To determine how much supplemental life insurance you should buy, you must first consider your current financial situation. This will help you determine how much money is needed to cover the cost for which you are taking out the policy. Secondly, you must weight if the cost of the rider is worth the potential benefit. Answering the following questions will help you make a decision:
- Do you practically require the coverage of this supplemental now or in the near future?
- Can you do without it mentally and monetarily or will it keep you up at night?
The most ideal time to purchase supplemental life insurance is right after you take a basic life insurance policy. This will help you avoid any additional underwriting and potential extra medical tests when adding such riders in the future. However, in the event of a financial change or other life changes like a divorce, you should contact an insurance agent to advise you on how to go.

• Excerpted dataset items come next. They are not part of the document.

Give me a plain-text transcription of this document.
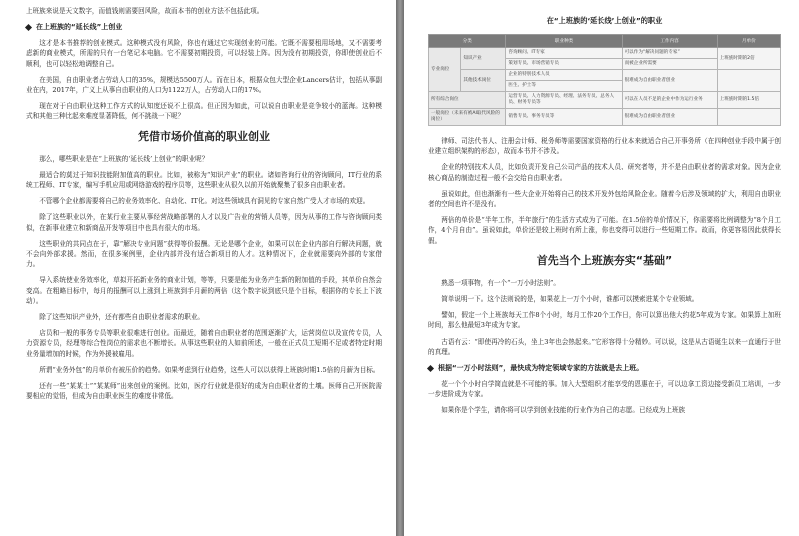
上班族来说是天文数字，而值钱则需要回风险，故而本书的创业方法不包括此项。

在上班族的“延长线”上创业

这才是本书推荐的创业模式。这种模式没有风险，你也有通过它实现创业的可能。它既不需要租用场地，又不需要考虑新的商业模式，所需的只有一台笔记本电脑。它不需要初期投资，可以轻装上阵。因为没有初期投资，你即使创业后不顺利，也可以轻松地调整自己。

在美国，自由职业者占劳动人口的35%，规模达5500万人。而在日本，根据众包大型企业Lancers估计，包括从事副业在内，2017年，广义上从事自由职业的人口为1122万人，占劳动人口的17%。

现在对于自由职业这种工作方式的认知度还说不上很高。但正因为如此，可以说自由职业是竞争较小的蓝海。这种模式和其他三种比起来难度显著降低，何不挑战一下呢？

凭借市场价值高的职业创业

那么，哪些职业是在“上班族的‘延长线’上创业”的职业呢？

最适合的莫过于知识技能附加值高的职业。比如，被称为“知识产业”的职业。诸如咨询行业的咨询顾问，IT行业的系统工程师、IT专家，编写手机应用或网络游戏的程序员等，这些职业从很久以前开始就聚集了很多自由职业者。

不管哪个企业都需要将自己的业务效率化、自动化、IT化。对这些领域具有洞见的专家自然广受人才市场的欢迎。

除了这些职业以外，在某行业主要从事经营战略部署的人才以及广告业的营销人员等，因为从事的工作与咨询顾问类似，在新事业建立和新商品开发等项目中也具有很大的市场。

这些职业的共同点在于，靠“解决专业问题”获得等价报酬。无论是哪个企业，如果可以在企业内部自行解决问题，就不会向外部求援。然而，在很多案例里，企业内部并没有适合新项目的人才。这种情况下，企业就需要向外部的专家借力。

导入系统使业务效率化，草拟开拓新业务的商业计划，等等，只要是能为业务产生新的附加值的手段，其单价自然会变高。在粗略目标中，每月的报酬可以上涨到上班族到手月薪的两倍（这个数字说到底只是个目标，根据你的专长上下波动）。

除了这些知识产业外，还有都些自由职业者需求的职业。

店员和一般的事务专员等职业很难进行创业。而最近，随着自由职业者的范围逐渐扩大，运营岗位以及宣传专员，人力资源专员，经理等综合性岗位的需求也不断增长。从事这些职业的人如前所述，一般在正式员工短期不足或者特定时期业务量增加的时候，作为外援被雇用。

所谓“业务外包”的月单价有被压价的趋势。如果考虑到行业趋势，这些人可以以获得上班族时期1.5倍的月薪为目标。

还有一些“某某士”“某某师”出来创业的案例。比如，医疗行业就是很好的成为自由职业者的土壤。医师自己开医院需要相应的觉悟，但成为自由职业医生的难度非常低。

在“上班族的‘延长线’上创业”的职业
分类		职业种类	工作内容	月单价
专业岗位	知识产业	咨询顾问、IT专家	可以作为“解决问题的专家”	上班族时期的2倍
		策划专员、市场营销专员	而被企业所需要	
	其他技术岗位	企业的特别技术人员	很难成为自由职业者创业	
		医生、护士等		
所有综合岗位		运营专员、人力资源专员、经理、法务专员、总务人员、财务专员等	可以在人员不足的企业中作为运行业务	上班族时期的1.5倍
一般岗位（未来有被AI取代风险的岗位）		销售专员、事务专员等	很难成为自由职业者创业	

律师、司法代书人、注册会计师、税务师等需要国家资格的行业本来就适合自己开事务所（在四种创业手段中属于创业建立组织架构的形态），故而本书并不涉及。

企业的特别技术人员，比如负责开发自己公司产品的技术人员、研究者等，并不是自由职业者的需求对象。因为企业核心商品的制造过程一般不会交给自由职业者。

虽说如此，但也渐渐有一些大企业开始将自己的技术开发外包给风险企业。随着今后涉及领域的扩大，利用自由职业者的空间也许不是没有。

两倍的单价是“半年工作，半年旅行”的生活方式成为了可能。在1.5倍的单价情况下，你需要将比例调整为“8个月工作，4个月自由”。虽说如此，单价还是较上班时有所上涨，你也变得可以进行一些短期工作。故而，你更容易因此获得长假。

首先当个上班族夯实“基础”

熟悉一项事物，有一个“一万小时法则”。

简单说明一下。这个法则说的是，如果花上一万个小时，谁都可以摸索进某个专业领域。

譬如，假定一个上班族每天工作8个小时，每月工作20个工作日，你可以算出他大约花5年成为专家。如果算上加班时间，那么他最短3年成为专家。

古语有云：“即使再冷的石头，坐上3年也会热起来。”它形容得十分精妙。可以说，这是从古语诞生以来一直通行于世的真理。

根据“一万小时法则”，最快成为特定领域专家的方法就是去上班。

花一个个小时自学简直就是不可能的事。加入大型组织才能享受的恩惠在于，可以边拿工资边接受新员工培训，一步一步进阶成为专家。

如果你是个学生，请你将可以学到创业技能的行业作为自己的志愿。已经成为上班族
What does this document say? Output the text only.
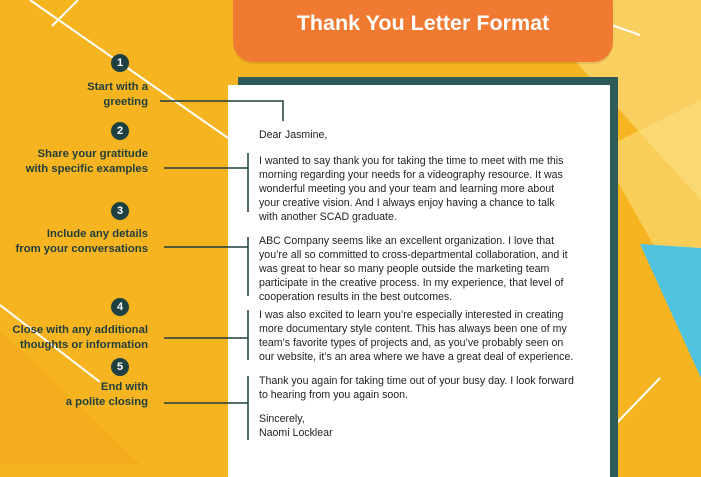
Thank You Letter Format
1

Start with a
greeting

2

Share your gratitude
with specific examples

3

Include any details
from your conversations

4

Close with any additional
thoughts or information

5

End with
a polite closing

Dear Jasmine,

I wanted to say thank you for taking the time to meet with me this
morning regarding your needs for a videography resource. It was
wonderful meeting you and your team and learning more about
your creative vision. And I always enjoy having a chance to talk
with another SCAD graduate.

ABC Company seems like an excellent organization. I love that
you’re all so committed to cross-departmental collaboration, and it
was great to hear so many people outside the marketing team
participate in the creative process. In my experience, that level of
cooperation results in the best outcomes.

I was also excited to learn you’re especially interested in creating
more documentary style content. This has always been one of my
team’s favorite types of projects and, as you’ve probably seen on
our website, it’s an area where we have a great deal of experience.

Thank you again for taking time out of your busy day. I look forward
to hearing from you again soon.

Sincerely,
Naomi Locklear
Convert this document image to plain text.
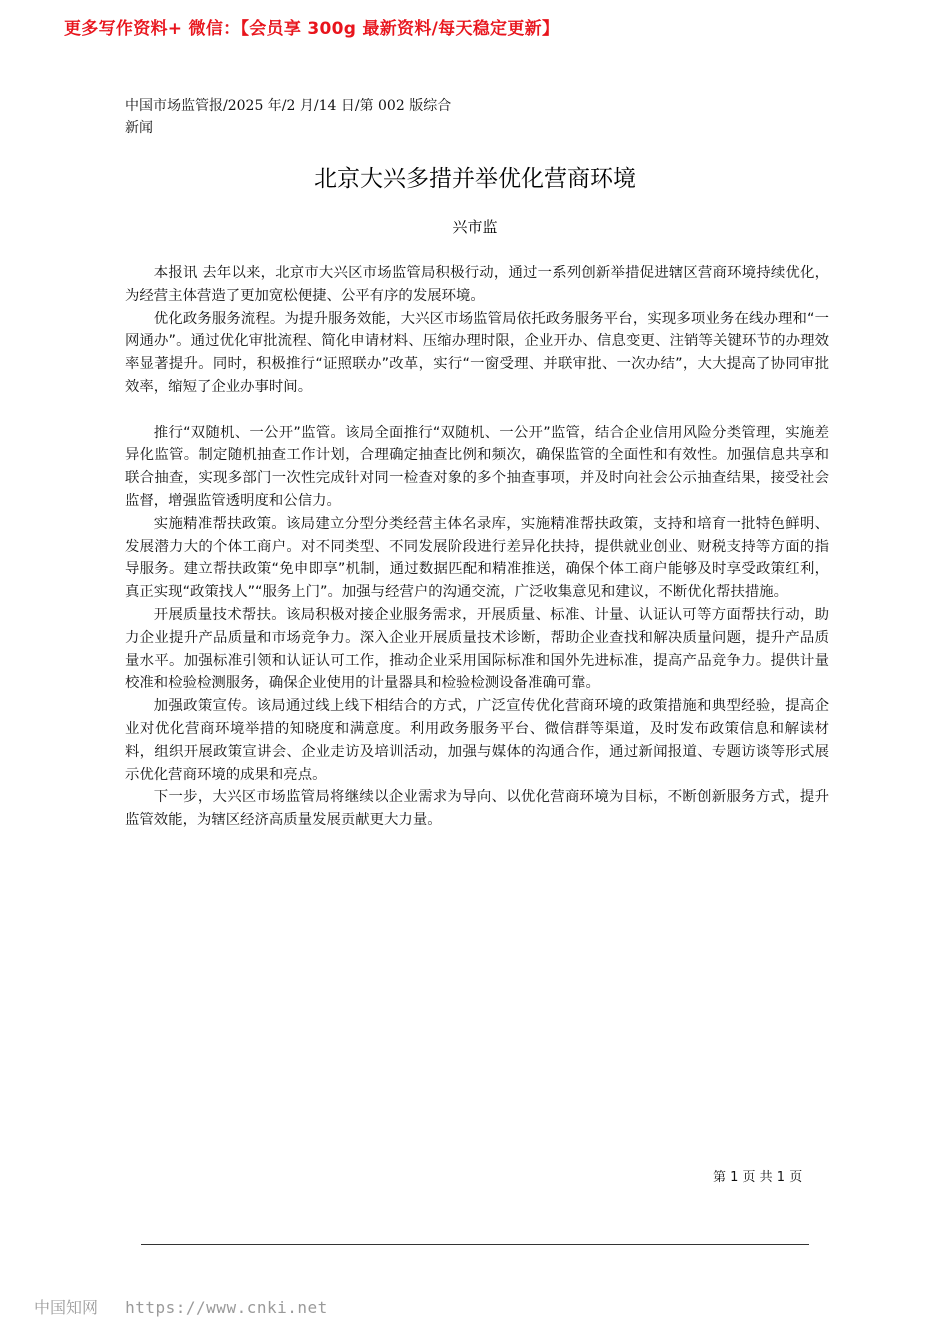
更多写作资料+ 微信：【会员享 300g 最新资料/每天稳定更新】
中国市场监管报/2025 年/2 月/14 日/第 002 版综合新闻
北京大兴多措并举优化营商环境
兴市监

本报讯 去年以来，北京市大兴区市场监管局积极行动，通过一系列创新举措促进辖区营商环境持续优化，为经营主体营造了更加宽松便捷、公平有序的发展环境。

优化政务服务流程。为提升服务效能，大兴区市场监管局依托政务服务平台，实现多项业务在线办理和“一网通办”。通过优化审批流程、简化申请材料、压缩办理时限，企业开办、信息变更、注销等关键环节的办理效率显著提升。同时，积极推行“证照联办”改革，实行“一窗受理、并联审批、一次办结”，大大提高了协同审批效率，缩短了企业办事时间。

推行“双随机、一公开”监管。该局全面推行“双随机、一公开”监管，结合企业信用风险分类管理，实施差异化监管。制定随机抽查工作计划，合理确定抽查比例和频次，确保监管的全面性和有效性。加强信息共享和联合抽查，实现多部门一次性完成针对同一检查对象的多个抽查事项，并及时向社会公示抽查结果，接受社会监督，增强监管透明度和公信力。

实施精准帮扶政策。该局建立分型分类经营主体名录库，实施精准帮扶政策，支持和培育一批特色鲜明、发展潜力大的个体工商户。对不同类型、不同发展阶段进行差异化扶持，提供就业创业、财税支持等方面的指导服务。建立帮扶政策“免申即享”机制，通过数据匹配和精准推送，确保个体工商户能够及时享受政策红利，真正实现“政策找人”“服务上门”。加强与经营户的沟通交流，广泛收集意见和建议，不断优化帮扶措施。

开展质量技术帮扶。该局积极对接企业服务需求，开展质量、标准、计量、认证认可等方面帮扶行动，助力企业提升产品质量和市场竞争力。深入企业开展质量技术诊断，帮助企业查找和解决质量问题，提升产品质量水平。加强标准引领和认证认可工作，推动企业采用国际标准和国外先进标准，提高产品竞争力。提供计量校准和检验检测服务，确保企业使用的计量器具和检验检测设备准确可靠。

加强政策宣传。该局通过线上线下相结合的方式，广泛宣传优化营商环境的政策措施和典型经验，提高企业对优化营商环境举措的知晓度和满意度。利用政务服务平台、微信群等渠道，及时发布政策信息和解读材料，组织开展政策宣讲会、企业走访及培训活动，加强与媒体的沟通合作，通过新闻报道、专题访谈等形式展示优化营商环境的成果和亮点。

下一步，大兴区市场监管局将继续以企业需求为导向、以优化营商环境为目标，不断创新服务方式，提升监管效能，为辖区经济高质量发展贡献更大力量。

第 1 页 共 1 页
中国知网 https://www.cnki.net
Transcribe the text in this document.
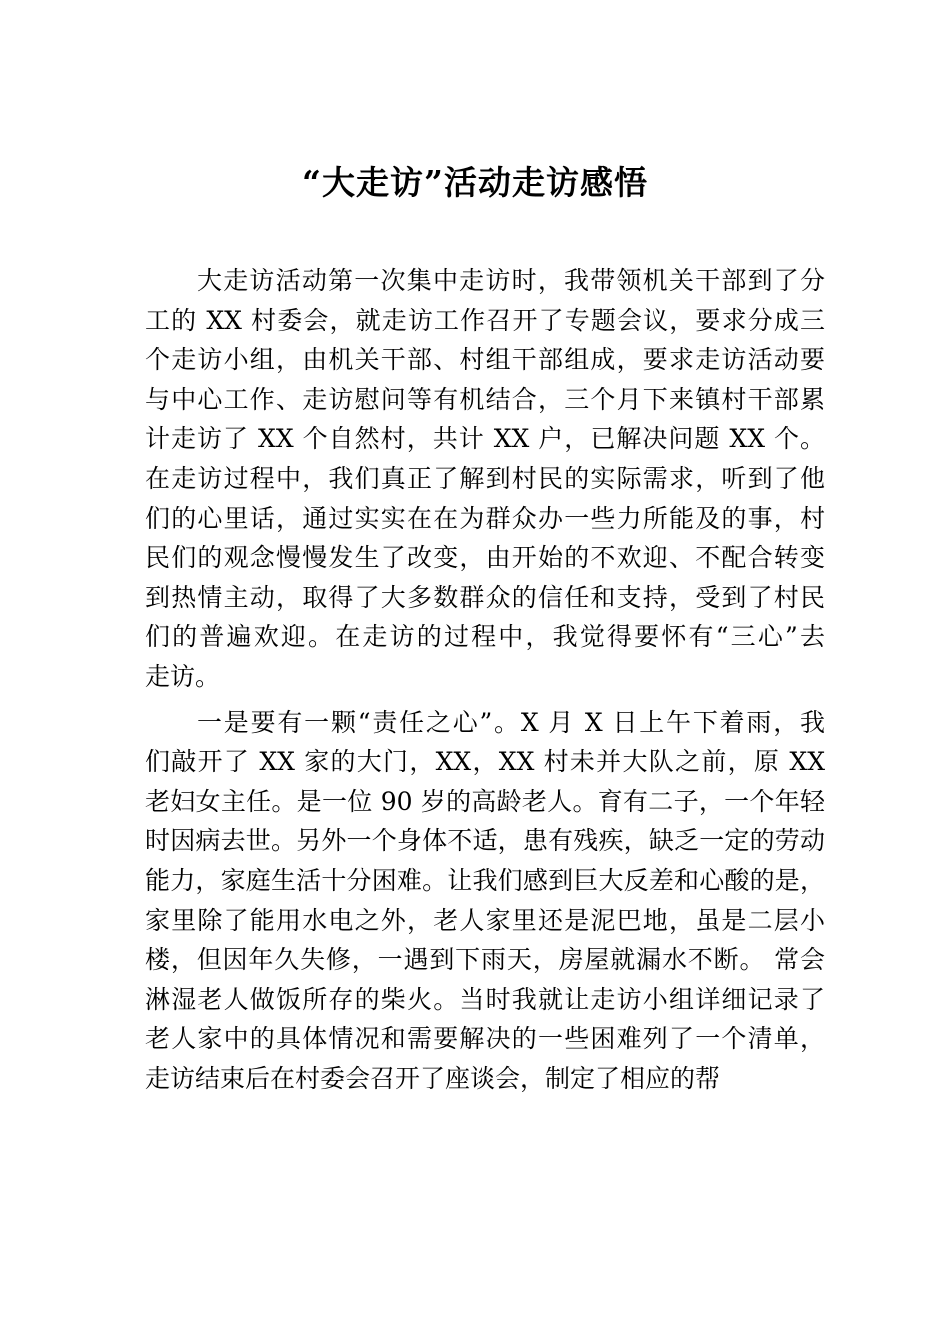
“大走访”活动走访感悟
大走访活动第一次集中走访时，我带领机关干部到了分
工的 XX 村委会，就走访工作召开了专题会议，要求分成三
个走访小组，由机关干部、村组干部组成，要求走访活动要
与中心工作、走访慰问等有机结合，三个月下来镇村干部累
计走访了 XX 个自然村，共计 XX 户，已解决问题 XX 个。
在走访过程中，我们真正了解到村民的实际需求，听到了他
们的心里话，通过实实在在为群众办一些力所能及的事，村
民们的观念慢慢发生了改变，由开始的不欢迎、不配合转变
到热情主动，取得了大多数群众的信任和支持，受到了村民
们的普遍欢迎。在走访的过程中，我觉得要怀有“三心”去
走访。
一是要有一颗“责任之心”。X 月 X 日上午下着雨，我
们敲开了 XX 家的大门，XX，XX 村未并大队之前，原 XX
老妇女主任。是一位 90 岁的高龄老人。育有二子，一个年轻
时因病去世。另外一个身体不适，患有残疾，缺乏一定的劳动
能力，家庭生活十分困难。让我们感到巨大反差和心酸的是，
家里除了能用水电之外，老人家里还是泥巴地，虽是二层小
楼，但因年久失修，一遇到下雨天，房屋就漏水不断。 常会
淋湿老人做饭所存的柴火。当时我就让走访小组详细记录了
老人家中的具体情况和需要解决的一些困难列了一个清单，
走访结束后在村委会召开了座谈会，制定了相应的帮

If the idea of shopping for life insurance has become more appealing to you, we advise that you compare insurance rates from different provides before making a purchase. Different employers and insurance companies will have different offers based on certain factors.
Cost Of Employee Life Insurance From Duke University
Supplemental Life Insurance Rates From UNC Medical Center
Policy Genius is a great tool for conducting online comparisons when shopping for the best life insurance policy. You can find out the difference between basic and supplemental life insurance costs as you compare costs.
The Bottom Line
Nobody looks forward to their death, but preparing a relief for your family in the event of your death is a very smart choice to make. Having the right type of life insurance has never been more important than it is now in a post-COVID-19 world. No matter your age or stage of life, you should consider a suitable life insurance plan for yourself and your loved ones. Basic life insurance is great because little coverage is better than no coverage at all.
However, supplemental life insurance is better as it gives you varied opportunities to boost your basic insurance with little or no financial implications. Make sure you understand your needs and adequately weigh the risk to reward before purchasing any life insurance policy. You can compare quotes online or employ the help of an insurance adviser to help you make the most befitting decision.